Mercedes: Adeus DTM, olá Fórmula E…

Por a 7 Setembro 2018 14:08

Após 30 anos, a Mercedes diz adeus ao DTM no final da temporada de 2018. No verão passado, a notícia da debandada da Mercedes-AMG caiu como uma bomba paddock do campeonato. Afinal a Mercedes estava para o DTM como a Ferrari está para a Fórmula 1

De um momento para o outro, o DTM passou de um dos campeonatos mais sólidos a nível mundial para entrar num estado comatoso. Para agravar a consternação, a Mercedes-AMG anunciou ao mesmo tempo que iria juntar-se ao Campeonato FIA de Fórmula E, uma competição que ainda não conquistou o coração dos mais puristas adeptos do automobilismo.

Desde 1988, quando se juntou ao DTM como equipa de fábrica, a Mercedes-AMG Motorsport DTM Team arrebatou 10 títulos de pilotos, cinco deles com Bernd Schneider, assim como 13 de equipas e seis de construtores.

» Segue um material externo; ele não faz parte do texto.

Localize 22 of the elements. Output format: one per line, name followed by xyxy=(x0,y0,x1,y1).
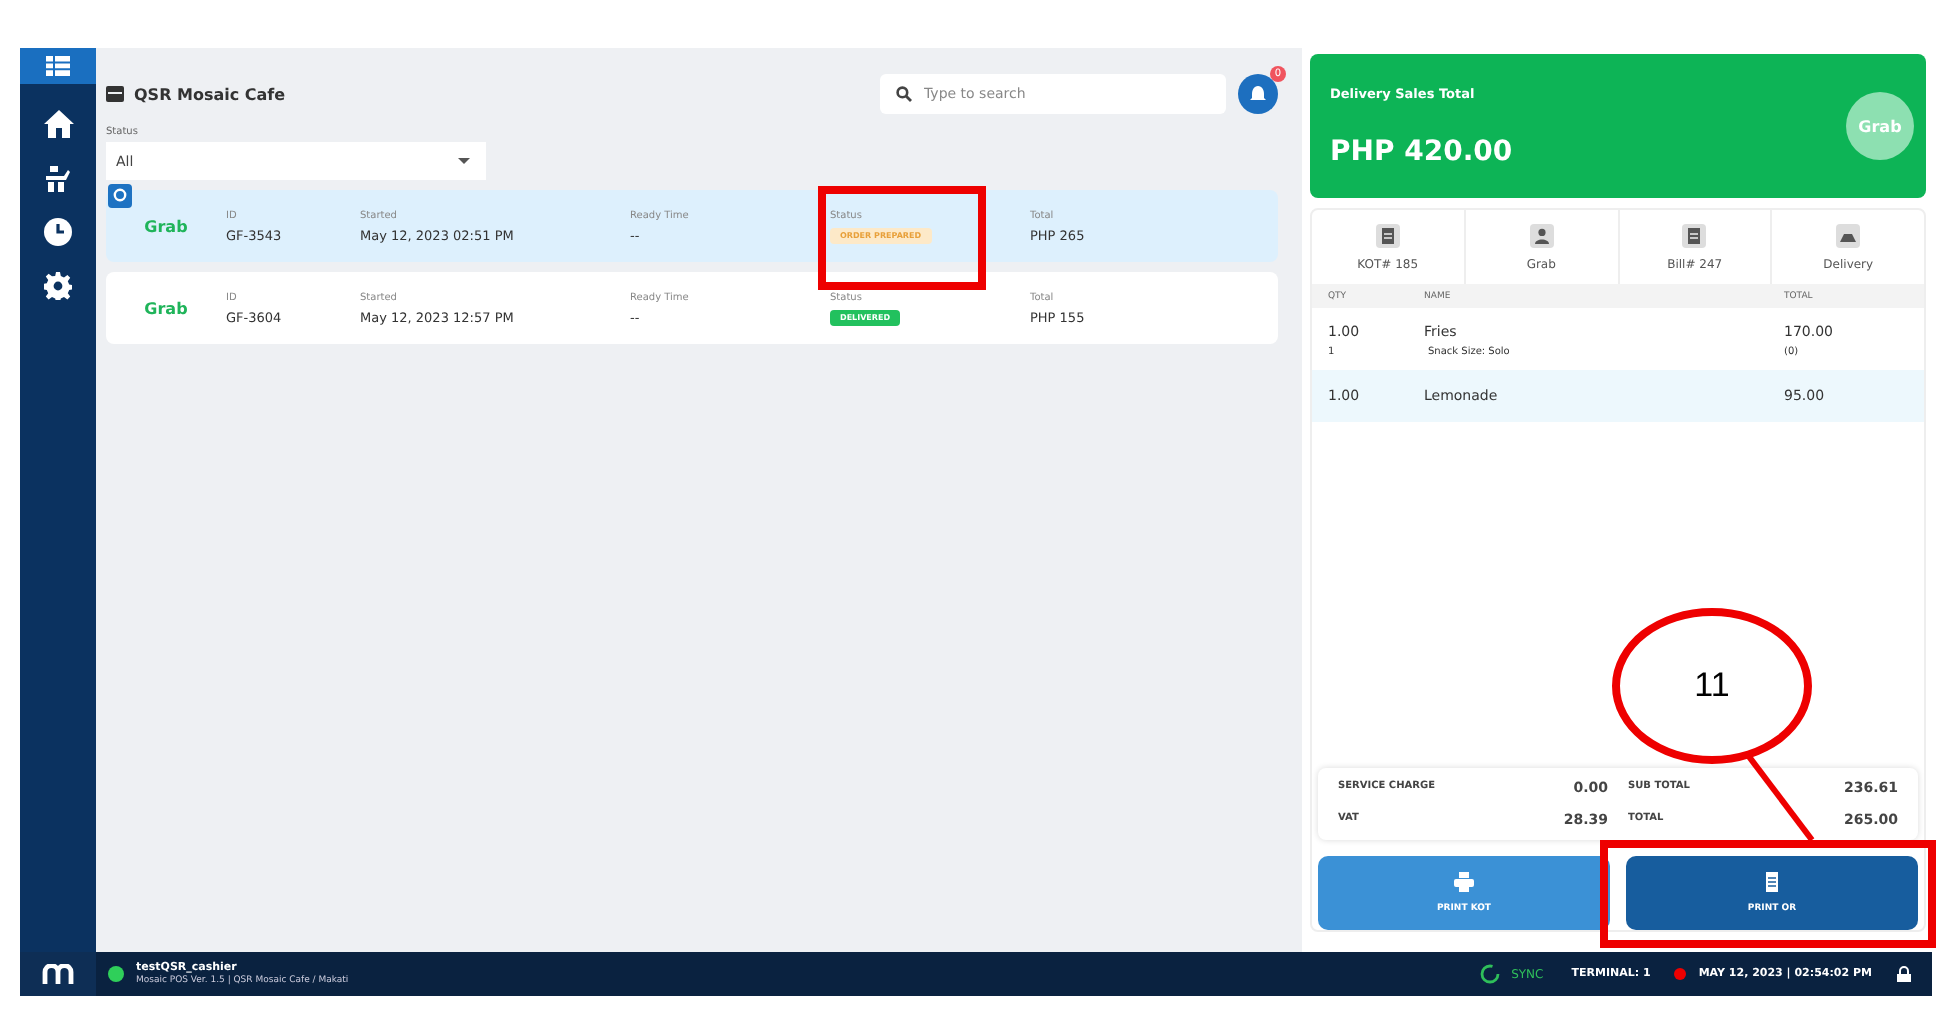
caret-icon xyxy=(458,158,470,164)
settings-icon[interactable] xyxy=(44,272,72,300)
record-dot-icon xyxy=(1674,968,1687,980)
brand-logo: Grab xyxy=(142,299,190,317)
grid-menu-icon[interactable] xyxy=(20,48,96,84)
printer-icon xyxy=(1454,872,1474,892)
person-icon xyxy=(1529,223,1554,247)
clock-icon[interactable] xyxy=(44,218,72,246)
lock-icon[interactable] xyxy=(1896,966,1912,982)
home-icon[interactable] xyxy=(43,110,73,138)
store-name: QSR Mosaic Cafe xyxy=(134,85,286,103)
bell-icon xyxy=(1248,84,1268,104)
search-icon xyxy=(896,86,912,102)
delivery-icon xyxy=(1836,223,1861,247)
store-icon xyxy=(106,86,124,102)
document-icon xyxy=(1682,223,1707,247)
document-icon xyxy=(1375,223,1400,247)
brand-logo: Grab xyxy=(1846,92,1914,160)
receipt-icon xyxy=(1762,872,1782,892)
brand-logo: Grab xyxy=(142,217,190,235)
sync-icon[interactable] xyxy=(1479,964,1500,984)
sales-amount: PHP 420.00 xyxy=(1330,135,1513,167)
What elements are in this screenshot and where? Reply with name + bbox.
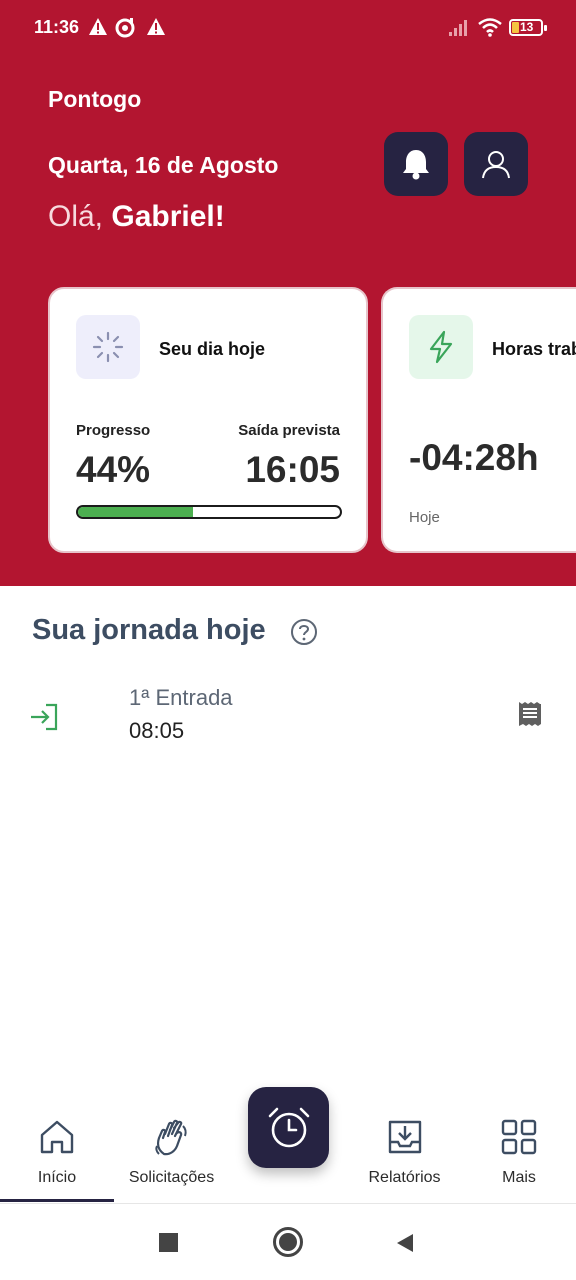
receipt-icon[interactable] [517,700,543,728]
worked-hours-card[interactable]: Horas trab -04:28h Hoje [381,287,576,553]
recents-button[interactable] [159,1233,178,1252]
journey-title: Sua jornada hoje [32,614,266,646]
user-name: Gabriel! [111,200,225,233]
battery-level: 13 [520,20,534,34]
tab-inicio[interactable]: Início [0,1080,114,1202]
grid-icon [501,1119,537,1155]
wifi-icon [478,18,502,37]
card-title: Seu dia hoje [159,339,266,359]
status-time: 11:36 [34,17,80,37]
worked-hours-value: -04:28h [409,437,539,478]
entry-label: 1ª Entrada [129,685,233,710]
download-tray-icon [388,1120,421,1154]
loading-spinner-icon [76,315,140,379]
alarm-clock-icon [268,1107,309,1147]
bell-icon [403,150,429,180]
help-circle-icon[interactable] [290,618,318,646]
worked-hours-sublabel: Hoje [409,509,440,526]
progress-value: 44% [76,449,151,490]
notifications-button[interactable] [384,132,448,196]
app-title: Pontogo [48,86,142,112]
progress-bar-fill [78,507,194,517]
sign-in-icon [31,703,58,731]
system-nav-bar [0,1204,576,1280]
exit-value: 16:05 [245,449,340,490]
tab-relatorios[interactable]: Relatórios [347,1080,462,1202]
tab-label: Relatórios [368,1169,441,1186]
tab-label: Início [37,1169,77,1186]
tab-label: Solicitações [128,1169,215,1186]
tab-label: Mais [502,1169,536,1186]
battery-icon: 13 [509,19,547,36]
tab-solicitacoes[interactable]: Solicitações [114,1080,229,1202]
card-title: Horas trab [492,339,576,359]
greeting-prefix: Olá, [48,200,112,233]
greeting: Olá, Gabriel! [48,200,225,234]
profile-button[interactable] [464,132,528,196]
active-tab-indicator [0,1199,114,1202]
progress-label: Progresso [76,422,151,439]
entry-time: 08:05 [129,718,185,743]
home-icon [40,1120,74,1154]
exit-label: Saída prevista [238,422,340,439]
data-saver-icon [115,18,135,38]
home-button[interactable] [273,1227,303,1257]
day-summary-card[interactable]: Seu dia hoje Progresso Saída prevista 44… [48,287,368,553]
signal-icon [449,20,467,36]
back-button[interactable] [395,1232,415,1254]
lightning-icon [409,315,473,379]
status-bar: 11:36 13 [0,0,576,56]
waving-hand-icon [154,1119,187,1156]
user-icon [482,151,510,179]
current-date: Quarta, 16 de Agosto [48,152,279,178]
warning-icon [89,18,107,35]
warning-icon [147,18,165,35]
clock-in-button[interactable] [248,1087,329,1168]
progress-bar [76,505,342,519]
tab-mais[interactable]: Mais [462,1080,576,1202]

Ao todo, o construtor de Estugarda celebrou 187 vitórias e 553 posições de pódio; números impressionantes e que também tiveram a mão do português Domingos Piedade, que durante anos a fio foi uma peça fundamental nos sucessos da AMG.

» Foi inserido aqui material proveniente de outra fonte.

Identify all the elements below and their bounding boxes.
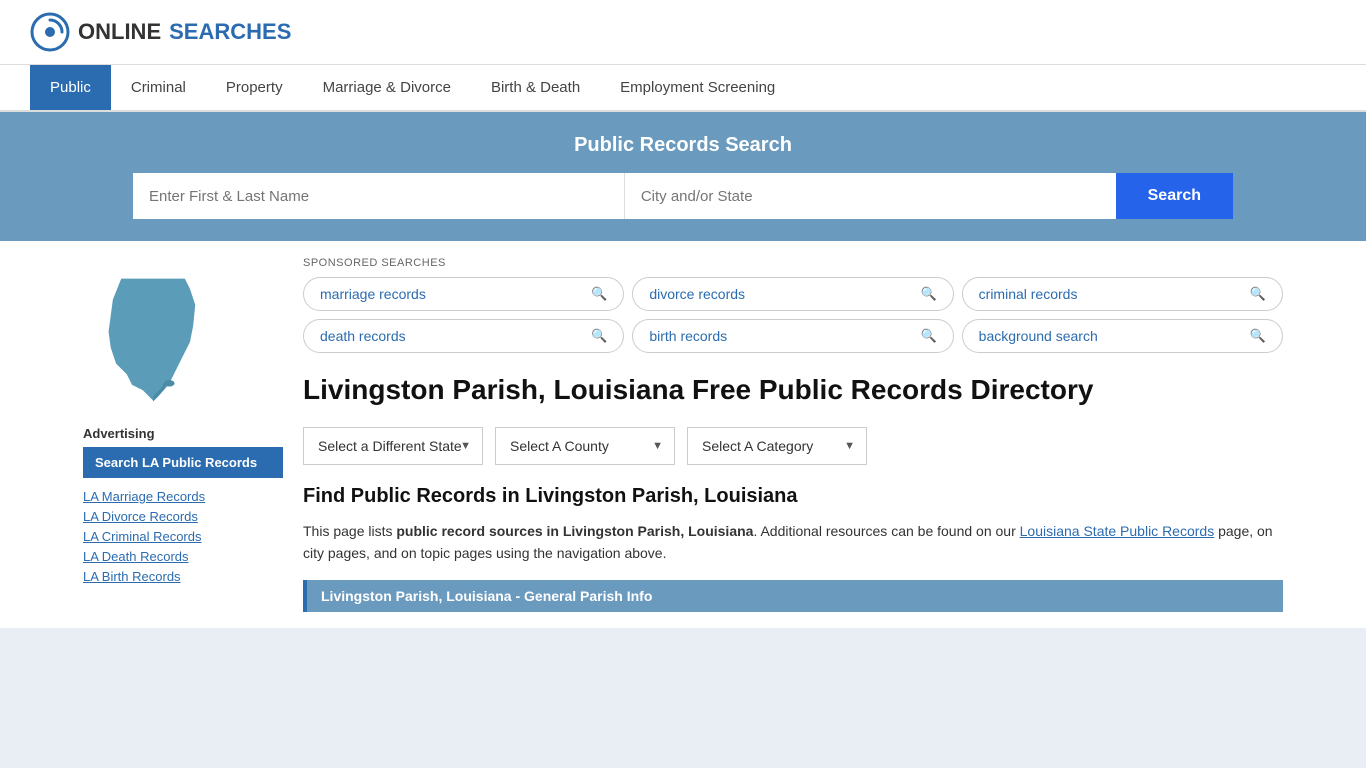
la-birth-records-link[interactable]: LA Birth Records (83, 569, 181, 584)
search-icon: 🔍 (591, 328, 607, 344)
main-content: SPONSORED SEARCHES marriage records 🔍 di… (303, 257, 1283, 612)
page-title: Livingston Parish, Louisiana Free Public… (303, 373, 1093, 407)
category-dropdown-wrapper: Select A Category (687, 427, 867, 465)
search-icon: 🔍 (591, 286, 607, 302)
list-item: LA Birth Records (83, 568, 283, 584)
search-icon: 🔍 (920, 328, 936, 344)
nav-item-marriage-divorce[interactable]: Marriage & Divorce (303, 65, 471, 110)
list-item: LA Criminal Records (83, 528, 283, 544)
sponsored-grid: marriage records 🔍 divorce records 🔍 cri… (303, 277, 1283, 353)
name-input[interactable] (133, 173, 625, 219)
dropdowns-row: Select a Different State Select A County… (303, 427, 1283, 465)
nav-item-property[interactable]: Property (206, 65, 303, 110)
sponsored-item-label: marriage records (320, 286, 426, 302)
nav-item-criminal[interactable]: Criminal (111, 65, 206, 110)
sponsored-item-death[interactable]: death records 🔍 (303, 319, 624, 353)
search-banner: Public Records Search Search (0, 112, 1366, 241)
logo-icon (30, 12, 70, 52)
sponsored-item-criminal[interactable]: criminal records 🔍 (962, 277, 1283, 311)
sponsored-item-label: death records (320, 328, 406, 344)
sponsored-item-birth[interactable]: birth records 🔍 (632, 319, 953, 353)
nav-item-public[interactable]: Public (30, 65, 111, 110)
sponsored-item-label: birth records (649, 328, 727, 344)
list-item: LA Divorce Records (83, 508, 283, 524)
find-records-title: Find Public Records in Livingston Parish… (303, 485, 1283, 508)
search-banner-title: Public Records Search (30, 134, 1336, 157)
sponsored-item-marriage[interactable]: marriage records 🔍 (303, 277, 624, 311)
sponsored-item-label: criminal records (979, 286, 1078, 302)
title-section: Livingston Parish, Louisiana Free Public… (303, 373, 1283, 407)
nav-item-employment[interactable]: Employment Screening (600, 65, 795, 110)
find-description: This page lists public record sources in… (303, 520, 1283, 565)
county-dropdown-wrapper: Select A County (495, 427, 675, 465)
description-part1: This page lists (303, 523, 396, 539)
search-form: Search (133, 173, 1233, 219)
parish-info-bar: Livingston Parish, Louisiana - General P… (303, 580, 1283, 612)
search-icon: 🔍 (1250, 328, 1266, 344)
main-nav: Public Criminal Property Marriage & Divo… (0, 65, 1366, 112)
logo: ONLINE SEARCHES (30, 12, 291, 52)
nav-item-birth-death[interactable]: Birth & Death (471, 65, 600, 110)
sponsored-item-divorce[interactable]: divorce records 🔍 (632, 277, 953, 311)
sponsored-label: SPONSORED SEARCHES (303, 257, 1283, 269)
search-icon: 🔍 (920, 286, 936, 302)
ad-button[interactable]: Search LA Public Records (83, 447, 283, 478)
location-input[interactable] (625, 173, 1116, 219)
county-dropdown[interactable]: Select A County (495, 427, 675, 465)
main-wrapper: Advertising Search LA Public Records LA … (63, 241, 1303, 628)
search-icon: 🔍 (1250, 286, 1266, 302)
logo-text-searches: SEARCHES (169, 19, 291, 45)
header: ONLINE SEARCHES (0, 0, 1366, 65)
sidebar: Advertising Search LA Public Records LA … (83, 257, 283, 612)
louisiana-map (83, 267, 223, 407)
list-item: LA Marriage Records (83, 488, 283, 504)
la-divorce-records-link[interactable]: LA Divorce Records (83, 509, 198, 524)
sponsored-item-label: background search (979, 328, 1098, 344)
sidebar-links: LA Marriage Records LA Divorce Records L… (83, 488, 283, 584)
la-criminal-records-link[interactable]: LA Criminal Records (83, 529, 202, 544)
state-dropdown[interactable]: Select a Different State (303, 427, 483, 465)
la-death-records-link[interactable]: LA Death Records (83, 549, 189, 564)
advertising-label: Advertising (83, 426, 283, 441)
logo-text-online: ONLINE (78, 19, 161, 45)
state-records-link[interactable]: Louisiana State Public Records (1020, 523, 1215, 539)
search-button[interactable]: Search (1116, 173, 1233, 219)
description-part2: . Additional resources can be found on o… (753, 523, 1019, 539)
description-bold: public record sources in Livingston Pari… (396, 523, 753, 539)
la-marriage-records-link[interactable]: LA Marriage Records (83, 489, 205, 504)
category-dropdown[interactable]: Select A Category (687, 427, 867, 465)
sponsored-item-background[interactable]: background search 🔍 (962, 319, 1283, 353)
sponsored-item-label: divorce records (649, 286, 745, 302)
state-dropdown-wrapper: Select a Different State (303, 427, 483, 465)
list-item: LA Death Records (83, 548, 283, 564)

Para a temporada do adeus, a Mercedes-AMG não poupou esforços: “O nosso objectivo é terminar em beleza este capítulo da sua história. Não é só por nós, mas pelo DTM”, explica Ulrich Fritz, o CEO da HWA, estrutura que gere as atividades desportivas da Mercedes, com a exceção da Fórmula 1.

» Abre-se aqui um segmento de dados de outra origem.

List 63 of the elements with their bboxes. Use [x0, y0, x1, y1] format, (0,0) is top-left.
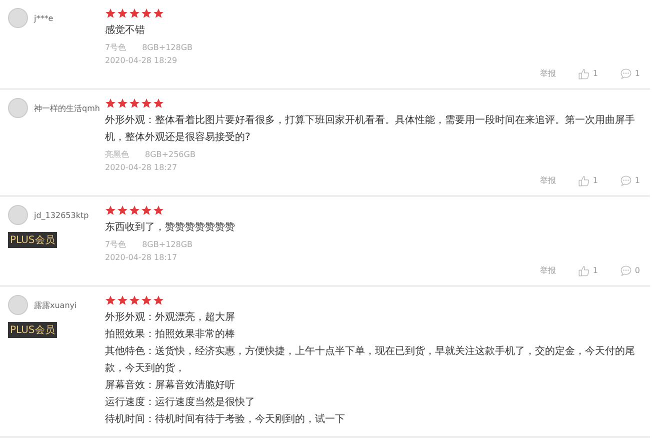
product-spec: 8GB+128GB: [142, 240, 193, 250]
star-icon: [105, 8, 116, 19]
review-text: 拍照效果：拍照效果非常的棒: [105, 328, 236, 342]
reply-count: 1: [634, 176, 640, 186]
reply-count: 0: [634, 266, 640, 276]
like-count: 1: [592, 69, 598, 79]
star-icon: [117, 8, 128, 19]
star-icon: [153, 295, 164, 306]
star-icon: [141, 295, 152, 306]
review-text: 外形外观：整体看着比图片要好看很多，打算下班回家开机看看。具体性能，需要用一段时间在来追评。第一次用曲屏手机，整体外观还是很容易接受的?: [105, 114, 636, 145]
username: j***e: [34, 14, 54, 22]
avatar: [8, 8, 28, 28]
review-text: 感觉不错: [105, 24, 146, 38]
thumbs-up-icon[interactable]: [578, 68, 590, 80]
star-icon: [129, 8, 140, 19]
comment-icon[interactable]: [620, 175, 632, 187]
membership-badge: PLUS会员: [8, 232, 57, 248]
product-spec: 8GB+256GB: [145, 150, 196, 160]
like-count: 1: [592, 266, 598, 276]
username: 露露xuanyi: [34, 300, 77, 310]
comment-icon[interactable]: [620, 68, 632, 80]
product-color: 亮黑色: [105, 150, 129, 160]
star-icon: [105, 98, 116, 109]
star-icon: [129, 205, 140, 216]
review-text: 运行速度：运行速度当然是很快了: [105, 396, 256, 410]
avatar: [8, 205, 28, 225]
star-icon: [129, 98, 140, 109]
comment-icon[interactable]: [620, 265, 632, 277]
like-count: 1: [592, 176, 598, 186]
star-icon: [153, 8, 164, 19]
review-text: 东西收到了，赞赞赞赞赞赞赞: [105, 220, 236, 235]
username: 神一样的生活qmh: [34, 102, 100, 114]
star-icon: [117, 205, 128, 216]
reply-count: 1: [634, 69, 640, 79]
star-icon: [153, 205, 164, 216]
product-color: 7号色: [105, 43, 126, 53]
avatar: [8, 98, 28, 118]
star-icon: [105, 205, 116, 216]
thumbs-up-icon[interactable]: [578, 265, 590, 277]
report-link[interactable]: 举报: [540, 176, 556, 186]
username: jd_132653ktp: [34, 210, 89, 220]
product-spec: 8GB+128GB: [142, 43, 193, 53]
review-date: 2020-04-28 18:27: [105, 163, 178, 173]
star-icon: [129, 295, 140, 306]
product-color: 7号色: [105, 240, 126, 250]
thumbs-up-icon[interactable]: [578, 175, 590, 187]
star-icon: [153, 98, 164, 109]
avatar: [8, 295, 28, 315]
star-icon: [141, 98, 152, 109]
review-text: 屏幕音效：屏幕音效清脆好听: [105, 378, 236, 393]
report-link[interactable]: 举报: [540, 69, 556, 79]
review-date: 2020-04-28 18:29: [105, 56, 178, 66]
star-icon: [141, 205, 152, 216]
membership-badge: PLUS会员: [8, 322, 57, 338]
report-link[interactable]: 举报: [540, 266, 556, 276]
star-icon: [117, 295, 128, 306]
review-text: 待机时间：待机时间有待于考验，今天刚到的，试一下: [105, 412, 346, 427]
star-icon: [141, 8, 152, 19]
review-text: 其他特色：送货快，经济实惠，方便快捷，上午十点半下单，现在已到货，早就关注这款手机了，交的定金，今天付的尾款，今天到的货，: [105, 344, 636, 376]
star-icon: [105, 295, 116, 306]
star-icon: [117, 98, 128, 109]
review-text: 外形外观：外观漂亮，超大屏: [105, 310, 236, 325]
review-date: 2020-04-28 18:17: [105, 253, 178, 263]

Após tantos e tantos anos no DTM, é facilmente percetível em qualquer conversa banal sobre o assunto, seja com as figuras de proa da companhia ou com o incógnito funcionário do catering, que é com enorme mágoa que muitos destes homens e mulheres se prepararam para a despedida.

“Contínuo a acreditar que vão mudar de ideias”, confessa, com pouca convição, o piloto catalão Daniel Juncadella a um grupo de jornalistas espanhóis. “É um campeonato em que podes medir forças com os melhores, onde dá imenso gozo correr.”

A tristeza do abandono só aumentou a vontade de vencer este ano. A equipa do DTM foi recuperar Pascal Wehrlein à Fórmula 1 e deu uma nova hipótese ao espanhol Juncadella. Ambos juntaram-se a nomes incontornáveis do campeonato como são os de Edoardo Mortara, Lucas Auer, Gary Paffett e Paul Di Resta. E os resultados estão à vista. Os Mercedes-AMG C 63 DTM dominaram a primeira metade do campeonato e somam já seis triunfos em 10 possíveis, num total de 17 pódios.

Não foi capricho

A decisão de rumar à Formula E foi tomada nas altas esferas da marca e não se tratou de um mero capricho administrativo. Apesar dos números das vendas ainda não o justificarem presentemente, a necessidade de um projeto desportivo com veículos elétricos e a impossibilidade de manter dois projetos a operar ao mesmo tempo forçaram a esta resolução “desportivamente controversa”.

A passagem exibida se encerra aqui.